Hamby is being represented by the Liberty Institute, a legal group that is requesting the California school district issue an apology to the salutatorian and change its policy to ensure future graduating students will not face the same type of religious censorship.
Jeremy Dys, senior counsel at the Liberty Institute, told Breitbart News that his legal group was surprised by the school district's aggressive move to retain an outside law firm for its defense against Hamby and his lawyers' demand letter.
"I can't believe they've signed what appears to be at least a three-year contract," Dys told the media outlet, referring to the school's law firm. "It seems they're settling in for the long haul. They probably either see deep pockets in this school, or they're expecting a big payday at the end of all this."
Dys also spoke strongly of Hamby, who recently turned 18 and is slated to start college at Stanford University in the fall. "This is a really good kid," the lawyer said. "This young man has a very bright future; I think he's going to do great things down the road."
According to The Desert Review, Liberty Institute is still considering whether it will proceed with litigation against the school district.
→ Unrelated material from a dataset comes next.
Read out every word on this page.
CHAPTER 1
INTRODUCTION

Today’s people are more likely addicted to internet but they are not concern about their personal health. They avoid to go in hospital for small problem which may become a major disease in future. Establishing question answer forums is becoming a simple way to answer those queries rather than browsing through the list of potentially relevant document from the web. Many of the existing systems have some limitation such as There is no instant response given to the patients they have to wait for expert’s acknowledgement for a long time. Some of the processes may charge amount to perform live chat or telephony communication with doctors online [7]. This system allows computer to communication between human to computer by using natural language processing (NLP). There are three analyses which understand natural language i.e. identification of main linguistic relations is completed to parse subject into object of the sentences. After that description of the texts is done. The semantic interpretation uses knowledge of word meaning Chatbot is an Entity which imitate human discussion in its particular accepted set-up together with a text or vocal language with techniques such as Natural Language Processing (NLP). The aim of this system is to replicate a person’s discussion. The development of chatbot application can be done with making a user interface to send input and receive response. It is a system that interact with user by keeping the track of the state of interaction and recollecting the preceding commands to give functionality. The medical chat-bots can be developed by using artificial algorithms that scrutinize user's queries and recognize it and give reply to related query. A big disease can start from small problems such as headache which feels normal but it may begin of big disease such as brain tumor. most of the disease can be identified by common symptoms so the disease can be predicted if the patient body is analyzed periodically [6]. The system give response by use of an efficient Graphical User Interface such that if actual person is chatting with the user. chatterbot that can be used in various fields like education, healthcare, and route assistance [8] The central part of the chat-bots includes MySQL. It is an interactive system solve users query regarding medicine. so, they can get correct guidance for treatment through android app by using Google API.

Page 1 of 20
Hamby told the local media outlet that he was "shocked and surprised" by the district's 10-page letter, and that he sees the entire situation as a good learning experience.
"It's been a good learning experience for me," the student told The Desert Review. "Hopefully, it will inspire someone else to realize that it's OK to stand up for their religious freedoms and speak openly about their faith and not fear a school district, a school, or a school administrator. The message the school wants to give is that it is illegal. I find that unfortunate."
In the speech he delivered at his graduation in mid-June, Hamby encouraged his fellow classmates to stand up for what they believe to be right.
"In life, you will be told, 'No,'" Hamby said when he delivered the fourth draft of his graduation speech to his fellow classmates. The other three drafts had been rejected by school officials.
"In life, you will be asked to do things that you have no desire to do. In life, you will be asked to do things that violate your conscience and your desire to do what is right," Hamby continued. "Be the salt of the earth. Be strong and stand for your convictions and stand for what is right, what is ethical, what is moral and what is Godly, no matter what is the cost to you. Stand for what is good wherever you go and whatever you do."